The SAC-D legislation calls for boosting the Pentagon’s requested funding for some vehicles, including adding $240 million for M1 Abrams tank upgrades and $250 million for Mine Resistant Ambush Protected vehicle survivability enhancements.

Also, Sen. Dan Coats (R-Ind.) pointed out during the markup that the bill does not support work DARPA has done to help Humvees better deflect blasts, spurring Inouye to say he and SAC Ranking Member Thad Cochran (R-Miss.) would talk to him about the effort.

In the realm of Navy shipbuilding, the SAC-D’s bill rejects the Pentagon’s request for an additional Mobile Landing Platform (MLP). Inouye noted Congress funded the ship in the FY ’11 appropriations bill, and said his panel still supports the program and expects the Navy to seek a third MLP in FY ’13.

The SAC-D’s proposal for the base defense budget is $513 billion, or $26 billion below the $539 billion Pentagon request. When military-construction funding is factored in, the SAC-D’s total is $526 billion, or $27 billion less than the Pentagon’s $553 billion request for the Pentagon and military construction.
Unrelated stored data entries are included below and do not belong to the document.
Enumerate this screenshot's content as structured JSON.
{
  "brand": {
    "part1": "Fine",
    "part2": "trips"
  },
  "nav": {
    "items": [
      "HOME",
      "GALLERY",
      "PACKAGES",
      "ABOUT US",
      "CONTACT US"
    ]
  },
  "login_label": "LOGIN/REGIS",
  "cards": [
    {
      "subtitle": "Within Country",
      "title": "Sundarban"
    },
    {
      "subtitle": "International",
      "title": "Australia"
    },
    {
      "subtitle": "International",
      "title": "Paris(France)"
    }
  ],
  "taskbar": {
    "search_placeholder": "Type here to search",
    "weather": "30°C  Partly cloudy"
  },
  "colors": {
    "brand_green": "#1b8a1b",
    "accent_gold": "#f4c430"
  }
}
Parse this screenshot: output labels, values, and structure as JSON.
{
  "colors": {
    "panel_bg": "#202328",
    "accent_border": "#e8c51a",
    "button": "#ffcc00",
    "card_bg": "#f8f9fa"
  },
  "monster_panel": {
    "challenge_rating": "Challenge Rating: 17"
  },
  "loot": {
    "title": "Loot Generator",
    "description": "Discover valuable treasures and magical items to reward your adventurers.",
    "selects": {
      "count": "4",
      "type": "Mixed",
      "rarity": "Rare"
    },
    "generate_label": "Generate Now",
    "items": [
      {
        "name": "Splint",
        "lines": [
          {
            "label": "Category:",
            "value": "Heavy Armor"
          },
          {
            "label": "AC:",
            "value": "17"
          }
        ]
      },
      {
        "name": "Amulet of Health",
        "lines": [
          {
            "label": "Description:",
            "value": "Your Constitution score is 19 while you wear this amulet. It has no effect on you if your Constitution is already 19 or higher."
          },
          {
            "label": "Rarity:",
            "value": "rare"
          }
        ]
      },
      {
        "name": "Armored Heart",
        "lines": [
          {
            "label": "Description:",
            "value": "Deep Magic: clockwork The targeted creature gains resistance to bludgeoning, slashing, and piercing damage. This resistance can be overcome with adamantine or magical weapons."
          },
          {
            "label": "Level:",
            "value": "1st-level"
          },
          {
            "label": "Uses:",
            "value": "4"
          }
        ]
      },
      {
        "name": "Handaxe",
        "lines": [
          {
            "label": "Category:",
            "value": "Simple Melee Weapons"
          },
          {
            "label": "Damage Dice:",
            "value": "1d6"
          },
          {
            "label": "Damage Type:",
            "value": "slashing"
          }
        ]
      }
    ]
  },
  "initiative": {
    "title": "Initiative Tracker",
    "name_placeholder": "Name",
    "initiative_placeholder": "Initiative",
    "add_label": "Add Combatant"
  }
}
Inouye said the Pentagon has identified $10 billion in funds it no longer wants in FY ’12, including $5 billion for troops in Afghanistan and $135 million for the aerial-refueling tanker program that the Air Force said it cannot spend in FY ’12.

The SAC-D is the first panel to officially unveil a proposal for the Pentagon’s FY ’12 budget since Obama signed the Budget Control Act of 2011 on Aug. 2.

The White House said the law cuts $350 billion in defense-related spending over the next decade. Also, the act calls for the new Joint Select Committee on Deficit Reduction to find up to $1. 5 trillion in additional long-term government savings by Nov. 23. If it can’t craft a plan that passes the full Congress by Dec. 23, automatic longterm cuts of $1.2 trillion would kick in starting in 2013, with half coming from the Pentagon budget. The 12-member congressional panel held its first hearing yesterday.

The House passed a defense appropriations bill in July that would trim the Pentagon’s FY ’12 proposal by $9 billion, after approving a policy-setting defense authorization bill in May that would not cut the request. The Senate Armed Services Committee also has crafted a FY ’12 defense authorization bill with a $5.9 billion reduction to the Pentagon’s proposal, though the full Senate has not weighed the legislation yet.

FY ’12 begins Oct. 1.  Multiple lawmakers and congressional aides said they expect the Pentagon budget to be covered at the beginning of the fiscal year through a short-term continuing resolution. The legislation would maintain funding at FY ’11 levels until the final defense appropriations bill is approved by the Senate, reconciled with the House-passed version, and signed by the president.